In 1951, Bertrand Russell wrote a piece for the New York Times Magazine entitled “The best answer to fanaticism: Liberalism,” which concluded as such…
Perhaps the essence of the Liberal outlook could be summed up in a new decalogue, not intended to replace the old one but only to supplement it. The Ten Commandments that, as a teacher, I should wish to promulgate, might be set forth as follows:
1. Do not feel absolutely certain of anything.
2. Do not think it worth while to proceed by concealing evidence, for the evidence is sure to come to light.
3. Never try to discourage thinking for you are sure to succeed.
4. When you meet with opposition, even if it should be from your husband or your children, endeavor to overcome it by argument and not by authority, for a victory dependent upon authority is unreal and illusory.
5. Have no respect for the authority of others, for there are always contrary authorities to be found.
6. Do not use power to suppress opinions you think pernicious, for if you do the opinions will suppress you.
7. Do not fear to be eccentric in opinion, for every opinion now accepted was once eccentric.
8. Find more pleasure in intelligent dissent than in passive agreement, for, if you value intelligence as you should, the former implies a deeper agreement than the latter.
9. Be scrupulously truthful, even if the truth is inconvenient, for it is more inconvenient when you try to conceal it.
10. Do not feel envious of the happiness of those who live in a fool’s paradise, for only a fool will think that it is happiness.
It’s quite the ‘eat your vegetables’ kind of list. But what would the other side of this coin look like? Would the essence of the Conservative outlook of the time really sound something like…
1. Feel absolutely certain about everything.
2. It is worth while to proceed by concealing evidence, because there’s a chance the evidence won’t come to light and until then it will benefit you.
3. Discourage thinking.
4. When you meet with opposition, overcome it by authority and not by argument, for you might lose the argument.
5. Have respect for authority, for they are right.

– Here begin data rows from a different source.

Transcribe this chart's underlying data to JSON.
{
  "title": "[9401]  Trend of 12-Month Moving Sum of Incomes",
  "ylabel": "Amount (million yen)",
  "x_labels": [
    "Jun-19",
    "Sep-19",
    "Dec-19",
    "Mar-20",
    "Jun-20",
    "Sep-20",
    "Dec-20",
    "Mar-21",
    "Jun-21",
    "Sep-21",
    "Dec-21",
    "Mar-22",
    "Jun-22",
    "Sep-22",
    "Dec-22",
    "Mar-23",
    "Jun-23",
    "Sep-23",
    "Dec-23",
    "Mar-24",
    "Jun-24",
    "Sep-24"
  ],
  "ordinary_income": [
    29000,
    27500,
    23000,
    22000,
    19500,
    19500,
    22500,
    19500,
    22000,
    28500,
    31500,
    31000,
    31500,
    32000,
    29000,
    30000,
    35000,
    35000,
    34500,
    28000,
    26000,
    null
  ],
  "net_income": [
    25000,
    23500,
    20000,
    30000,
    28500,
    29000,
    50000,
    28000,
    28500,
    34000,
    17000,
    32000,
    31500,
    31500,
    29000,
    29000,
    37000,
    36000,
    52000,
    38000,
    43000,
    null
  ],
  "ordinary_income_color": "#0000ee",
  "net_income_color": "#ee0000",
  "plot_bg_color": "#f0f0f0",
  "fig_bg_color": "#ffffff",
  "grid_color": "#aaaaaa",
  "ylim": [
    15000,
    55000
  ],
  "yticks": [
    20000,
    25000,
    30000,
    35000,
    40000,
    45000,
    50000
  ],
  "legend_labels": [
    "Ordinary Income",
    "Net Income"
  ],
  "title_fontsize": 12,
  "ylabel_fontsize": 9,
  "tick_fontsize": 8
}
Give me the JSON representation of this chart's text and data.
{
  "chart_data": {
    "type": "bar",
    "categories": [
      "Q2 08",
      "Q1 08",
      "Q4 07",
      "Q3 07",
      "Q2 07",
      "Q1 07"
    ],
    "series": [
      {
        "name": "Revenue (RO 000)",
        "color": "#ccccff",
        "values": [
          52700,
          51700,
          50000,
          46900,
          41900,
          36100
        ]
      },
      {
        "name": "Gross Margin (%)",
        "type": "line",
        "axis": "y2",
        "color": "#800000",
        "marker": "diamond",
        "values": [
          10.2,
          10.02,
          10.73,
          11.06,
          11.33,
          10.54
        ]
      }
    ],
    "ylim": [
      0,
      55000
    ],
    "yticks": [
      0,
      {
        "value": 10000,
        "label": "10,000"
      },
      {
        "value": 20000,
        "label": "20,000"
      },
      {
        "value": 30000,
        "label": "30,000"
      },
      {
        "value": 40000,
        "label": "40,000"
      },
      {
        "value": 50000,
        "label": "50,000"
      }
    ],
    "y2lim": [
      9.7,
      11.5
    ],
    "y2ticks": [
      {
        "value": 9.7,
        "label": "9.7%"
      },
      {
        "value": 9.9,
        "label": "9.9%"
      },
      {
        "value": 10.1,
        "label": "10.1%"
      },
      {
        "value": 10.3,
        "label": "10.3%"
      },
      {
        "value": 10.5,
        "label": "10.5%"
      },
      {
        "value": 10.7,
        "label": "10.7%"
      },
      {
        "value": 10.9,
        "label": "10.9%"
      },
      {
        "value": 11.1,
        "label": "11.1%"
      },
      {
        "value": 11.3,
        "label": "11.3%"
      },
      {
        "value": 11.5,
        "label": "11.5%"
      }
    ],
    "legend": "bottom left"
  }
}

6. Use power to suppress opinions you think harmful, for it will suppress them.
7. Fear to be eccentric in opinion, for though an opinion might one day be accepted, until then it will be suppressed.
8. Find pleasure in passive agreement.
9. Be scrupulously untruthful, even if the truth is convenient.
10. Envy the happiness of those who live in a fool’s paradise.
What a frightening experiment. You could see why no one would promote such a set of ideas explicitly, but, other than tactically, could anyone truly believe in them?